ヘルメットを脱ぎ、冷たい目で遼を見つめる。
「相馬。あなた……コーナー、怖がってるでしょ。」
遼は反射的に言い返す。
「怖がってなんか――」
「怖がってるよ。見てれば分かる。」
ひかりは淡々と続けた。
「コーナーでアクセル戻しすぎ。
それじゃあ、いつまで経っても曲がれない。
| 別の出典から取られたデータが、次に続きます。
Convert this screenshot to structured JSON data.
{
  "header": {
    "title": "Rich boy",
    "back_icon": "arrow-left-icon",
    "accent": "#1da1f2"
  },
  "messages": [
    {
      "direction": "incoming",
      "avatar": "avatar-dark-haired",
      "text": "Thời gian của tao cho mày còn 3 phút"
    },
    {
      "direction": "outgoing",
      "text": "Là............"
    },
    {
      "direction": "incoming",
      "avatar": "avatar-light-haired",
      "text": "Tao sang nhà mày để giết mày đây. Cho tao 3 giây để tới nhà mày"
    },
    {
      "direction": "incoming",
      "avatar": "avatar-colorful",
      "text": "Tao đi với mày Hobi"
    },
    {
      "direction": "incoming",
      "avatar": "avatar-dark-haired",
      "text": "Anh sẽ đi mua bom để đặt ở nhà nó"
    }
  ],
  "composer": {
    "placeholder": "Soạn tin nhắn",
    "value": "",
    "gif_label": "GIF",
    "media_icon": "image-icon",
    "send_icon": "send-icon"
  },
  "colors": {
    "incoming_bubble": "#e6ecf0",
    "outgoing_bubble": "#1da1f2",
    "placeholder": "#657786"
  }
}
」
遼は悔しさで拳を握った。
「じゃあ……どうすればいいんだよ。」
ひかりは遼の目をまっすぐ見て言った。
「“曲がる前に減速して、曲がりながら開ける”。
オートの基本でしょ。
あなた、曲がりながら怖くなってアクセル閉じてる。」
遼は息を呑んだ。
図星だった。
ひかりは続ける。
「怖いのは分かる。でもね――」
その声は、いつもより少しだけ柔らかかった。
「怖いまま走っても、何も変わらないよ。」
遼の胸に、その言葉が深く刺さった。
「相馬、もう一周行け!」
榊の声が飛ぶ。
遼は深呼吸し、押しがけでエンジンをかけた。
ひかりの言葉を思い出す。
(曲がる前に減速……曲がりながら開ける……)
直線を抜け、コーナーが迫る。
(怖い……でも……!)
遼はコーナー手前で軽く減速し、
倒し込みながら――ほんの少しだけアクセルを開けた。
マシンがスッと内側へ吸い込まれるように曲がる。
「……っ! 曲がった……!」
胸が震えた。
後ろから高梨の声が飛ぶ。
「おい相馬! 今のいいじゃんか!」
三浦も叫ぶ。
「すげぇ! 相馬が曲がってる!!」
遼は二つ目のコーナーへ向かう。
怖さはある。でも、さっきより前に進める。
(いける……いけるぞ!)
一周を終えた遼の顔には、達成感が滲んでいた。
マシンを止めた遼の前に、ひかりが歩いてきた。
腕を組み、そっぽを向きながら言う。
「……まあ、さっきよりはマシになったね。」
遼は苦笑した。
「ありがとう。お前の言葉……効いたよ。」
ひかりは一瞬だけ目を見開き、すぐにそっぽを向いた。
「別に……あなたのためじゃないし。
同じ組が遅いと、私が困るだけ。」
そう言いながらも、ひかりの頬はほんの少し赤かった。
遼はその横顔を見て、胸の奥が温かくなった。